公明党の推進で年々死亡者が減っている胃がんの一層の早期発見・早期治療に向け、対策がさらに進むことになった。厚生労働省は2028年から胃がんの分類を細分化し、早期がんに対応しやすくする。3月の参院厚労委員会で公明党の秋野公造政務調査会長の質問を受け、分類を新しくする方針を示した。
胃がんは、早期がんであれば内視鏡手術で助かる確率が高いが、進行がんだと外科手術か腹腔鏡手術が必要になる。新たな分類では、がんが胃の粘膜層にとどまる「T1a」と粘膜下層まで進行している「T1b」に分ける。T1aは内視鏡手術で切除できるため、入院の必要もほぼなくなる。これまで両者は分類が同じだった。
さらに、早期のがんとして「Tis」(上皮内がん)も区別する方針も示された。分類が細かくなることで、今後、臨床で応用しやすくなることが期待される。
■100%生存の可能性も/カレス記念病院・浅香正博院長
胃がんの分類細分化の意義などについて、カレス記念病院の浅香正博院長の見解を聞いた。
■内視鏡技術が向上
--新たな分類をどう見るか。
日本ではT1aとT1bを区別できる医者が大半だ。
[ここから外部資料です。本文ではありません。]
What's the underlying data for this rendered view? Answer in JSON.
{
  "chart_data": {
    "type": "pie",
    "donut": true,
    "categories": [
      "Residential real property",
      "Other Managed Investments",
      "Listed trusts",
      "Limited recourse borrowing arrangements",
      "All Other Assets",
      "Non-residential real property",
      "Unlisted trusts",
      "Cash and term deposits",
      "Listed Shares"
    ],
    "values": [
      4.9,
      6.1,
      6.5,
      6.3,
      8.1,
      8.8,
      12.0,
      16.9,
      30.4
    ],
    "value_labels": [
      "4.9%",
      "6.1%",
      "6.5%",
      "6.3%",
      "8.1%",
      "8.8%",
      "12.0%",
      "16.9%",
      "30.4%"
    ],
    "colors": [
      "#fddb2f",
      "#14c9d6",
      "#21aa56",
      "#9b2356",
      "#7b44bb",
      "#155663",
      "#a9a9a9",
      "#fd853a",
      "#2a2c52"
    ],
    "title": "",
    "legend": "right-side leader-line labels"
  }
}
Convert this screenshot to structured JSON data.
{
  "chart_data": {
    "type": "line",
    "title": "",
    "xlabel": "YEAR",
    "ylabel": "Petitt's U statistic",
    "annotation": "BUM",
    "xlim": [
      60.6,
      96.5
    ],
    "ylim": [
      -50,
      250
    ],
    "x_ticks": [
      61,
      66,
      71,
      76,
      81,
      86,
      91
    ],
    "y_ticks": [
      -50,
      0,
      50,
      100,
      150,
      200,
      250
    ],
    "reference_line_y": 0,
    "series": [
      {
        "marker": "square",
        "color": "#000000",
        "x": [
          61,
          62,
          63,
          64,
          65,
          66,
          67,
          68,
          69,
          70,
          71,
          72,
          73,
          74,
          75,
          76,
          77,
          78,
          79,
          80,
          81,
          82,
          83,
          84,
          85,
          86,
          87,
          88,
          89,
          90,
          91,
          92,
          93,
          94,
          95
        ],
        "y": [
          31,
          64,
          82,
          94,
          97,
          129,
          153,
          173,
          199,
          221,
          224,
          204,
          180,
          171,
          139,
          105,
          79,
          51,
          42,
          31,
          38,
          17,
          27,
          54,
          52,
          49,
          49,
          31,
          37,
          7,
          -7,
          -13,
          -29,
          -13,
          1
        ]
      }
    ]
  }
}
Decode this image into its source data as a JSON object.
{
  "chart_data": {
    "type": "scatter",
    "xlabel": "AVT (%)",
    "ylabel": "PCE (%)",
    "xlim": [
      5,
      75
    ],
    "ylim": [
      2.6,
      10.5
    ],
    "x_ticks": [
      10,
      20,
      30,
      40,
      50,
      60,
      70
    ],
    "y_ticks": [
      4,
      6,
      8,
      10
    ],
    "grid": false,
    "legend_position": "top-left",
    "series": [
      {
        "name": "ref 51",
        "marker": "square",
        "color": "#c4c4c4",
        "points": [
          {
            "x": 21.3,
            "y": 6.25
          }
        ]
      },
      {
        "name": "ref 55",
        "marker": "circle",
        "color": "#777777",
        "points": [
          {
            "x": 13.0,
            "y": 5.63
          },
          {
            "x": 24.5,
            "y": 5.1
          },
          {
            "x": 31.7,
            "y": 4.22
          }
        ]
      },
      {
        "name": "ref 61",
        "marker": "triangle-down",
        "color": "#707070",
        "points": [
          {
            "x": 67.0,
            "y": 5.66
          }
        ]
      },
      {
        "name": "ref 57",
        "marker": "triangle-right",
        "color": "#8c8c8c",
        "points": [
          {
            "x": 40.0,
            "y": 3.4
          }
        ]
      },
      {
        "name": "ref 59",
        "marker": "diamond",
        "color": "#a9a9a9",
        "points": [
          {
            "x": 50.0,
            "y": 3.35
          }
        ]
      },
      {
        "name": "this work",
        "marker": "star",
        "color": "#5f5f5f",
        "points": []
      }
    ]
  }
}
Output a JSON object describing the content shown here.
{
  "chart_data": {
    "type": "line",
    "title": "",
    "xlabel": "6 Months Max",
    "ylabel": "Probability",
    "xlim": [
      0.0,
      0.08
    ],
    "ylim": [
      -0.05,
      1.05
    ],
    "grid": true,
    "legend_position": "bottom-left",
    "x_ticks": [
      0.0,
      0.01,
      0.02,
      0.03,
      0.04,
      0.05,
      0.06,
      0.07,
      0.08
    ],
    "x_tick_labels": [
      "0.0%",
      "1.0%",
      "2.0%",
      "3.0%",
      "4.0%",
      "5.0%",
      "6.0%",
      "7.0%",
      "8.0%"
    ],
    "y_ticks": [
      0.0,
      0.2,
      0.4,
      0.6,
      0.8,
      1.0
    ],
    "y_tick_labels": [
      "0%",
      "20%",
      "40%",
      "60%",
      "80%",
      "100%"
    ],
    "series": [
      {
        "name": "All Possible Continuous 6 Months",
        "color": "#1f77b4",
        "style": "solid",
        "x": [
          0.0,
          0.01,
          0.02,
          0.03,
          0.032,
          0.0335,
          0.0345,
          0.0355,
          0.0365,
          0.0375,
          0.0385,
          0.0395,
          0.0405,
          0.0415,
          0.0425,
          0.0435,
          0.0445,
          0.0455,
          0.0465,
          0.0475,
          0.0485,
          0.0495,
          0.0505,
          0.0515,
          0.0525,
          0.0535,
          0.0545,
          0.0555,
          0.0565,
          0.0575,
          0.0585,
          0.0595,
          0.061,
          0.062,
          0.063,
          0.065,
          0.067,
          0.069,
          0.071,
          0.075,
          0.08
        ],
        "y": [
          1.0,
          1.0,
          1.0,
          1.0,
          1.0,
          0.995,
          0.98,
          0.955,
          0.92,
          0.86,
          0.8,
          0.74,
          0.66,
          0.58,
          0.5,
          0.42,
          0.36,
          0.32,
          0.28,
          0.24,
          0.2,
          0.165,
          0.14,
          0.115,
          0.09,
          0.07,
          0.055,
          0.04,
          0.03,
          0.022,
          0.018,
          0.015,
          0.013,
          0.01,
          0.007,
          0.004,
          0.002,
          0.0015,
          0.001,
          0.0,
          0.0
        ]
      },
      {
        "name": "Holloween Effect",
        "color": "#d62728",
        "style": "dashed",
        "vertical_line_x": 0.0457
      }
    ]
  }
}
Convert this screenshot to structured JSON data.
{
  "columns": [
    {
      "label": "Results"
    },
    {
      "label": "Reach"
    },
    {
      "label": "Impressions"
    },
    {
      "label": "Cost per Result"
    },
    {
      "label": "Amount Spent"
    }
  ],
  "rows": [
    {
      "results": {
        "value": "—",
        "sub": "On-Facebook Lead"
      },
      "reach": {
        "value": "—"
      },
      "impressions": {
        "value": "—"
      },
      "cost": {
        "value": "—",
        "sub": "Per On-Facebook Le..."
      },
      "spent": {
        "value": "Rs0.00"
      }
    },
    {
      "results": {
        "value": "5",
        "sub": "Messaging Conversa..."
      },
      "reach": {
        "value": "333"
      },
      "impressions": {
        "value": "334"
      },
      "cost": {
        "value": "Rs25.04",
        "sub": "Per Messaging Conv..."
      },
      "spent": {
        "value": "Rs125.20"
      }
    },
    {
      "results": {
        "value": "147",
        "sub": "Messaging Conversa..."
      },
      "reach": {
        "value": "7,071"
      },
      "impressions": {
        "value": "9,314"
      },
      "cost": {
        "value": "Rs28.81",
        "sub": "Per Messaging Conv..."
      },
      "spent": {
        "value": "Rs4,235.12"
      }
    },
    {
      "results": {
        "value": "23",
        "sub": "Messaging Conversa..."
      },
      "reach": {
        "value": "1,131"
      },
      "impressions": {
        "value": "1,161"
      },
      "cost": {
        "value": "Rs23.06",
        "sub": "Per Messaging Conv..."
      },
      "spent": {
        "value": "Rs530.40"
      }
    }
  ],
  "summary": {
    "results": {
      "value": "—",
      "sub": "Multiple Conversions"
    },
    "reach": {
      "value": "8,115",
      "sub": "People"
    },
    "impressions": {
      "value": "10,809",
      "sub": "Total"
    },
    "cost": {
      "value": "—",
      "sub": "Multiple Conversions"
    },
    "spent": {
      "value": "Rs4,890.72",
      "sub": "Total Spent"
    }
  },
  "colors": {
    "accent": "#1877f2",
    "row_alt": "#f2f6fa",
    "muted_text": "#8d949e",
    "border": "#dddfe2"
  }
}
世界的には、できない医師も多い。そういう点では、日本の内視鏡技術は世界のトップを走っていくのではないか。
秋野氏の尽力で、胃がんの原因となるピロリ菌の胃炎段階での除菌が13年から保険適用となり、これまでに1000万人以上が除菌治療を受けた。胃がんの死亡者は14年から減っている。保険適用の要件とした内視鏡検査によって、自覚症状のない早期がんが見つかるようにもなった。
Tisまで細かく分類し、その段階で内視鏡手術を行えば、100%近く生存可能だというデータが出てくるのではないか。保険適用での内視鏡検査の義務付けは、日本の医師の内視鏡技術向上にもつながっていると考えている。
■公明推進のピロリ除菌、登録法制定で対策前進
--これまでの取り組みの効果は。
胃がんによる死亡者数は長らく年間5万人程度だったが、24年には4万人を切って3万7000人台になった。がん対策基本法に基づく計画では胃がんで亡くなる人を20%減らすのが目標だったが、25%まで減らしており、画期的といえる。
がん登録も、秋野氏が中心となって16年に法律が施行された。全ての病院に届け出義務が生じ、日本のがんの統計は著しく進歩した。以前は罹患者数や発生者数の統計がなく、正確な数が分からなかった。日本のがんの疫学は16年以降に本当の意味で始まったことになる。
■撲滅へ普及啓発や検査無料化に期待
--公明党に対する評価と今後の期待は。
ピロリ菌除菌の保険適用は胃潰瘍、十二指腸潰瘍から始まって、胃炎まで厚労省と折衝してきたが、秋野氏を中心に後押しをしてくれて非常に助かっている。
胃がん対策の計画でも、政府の当初案にピロリ菌の除菌は入っていなかったが、秋野氏を中心とした公明党の推進で入れることができた。公明党がいなければ対策が遅れていたのではないか。今や胃がんは最も対策が進むがんの一つだ。
胃がんで亡くなるのは“もったいない”時代に入っている。ピロリ菌を早く検査で見つければ胃がんで亡くなる可能性は大幅に下がる。胃がん撲滅に向けて国民への普及啓発や検査の無料化などの後押しを期待したい。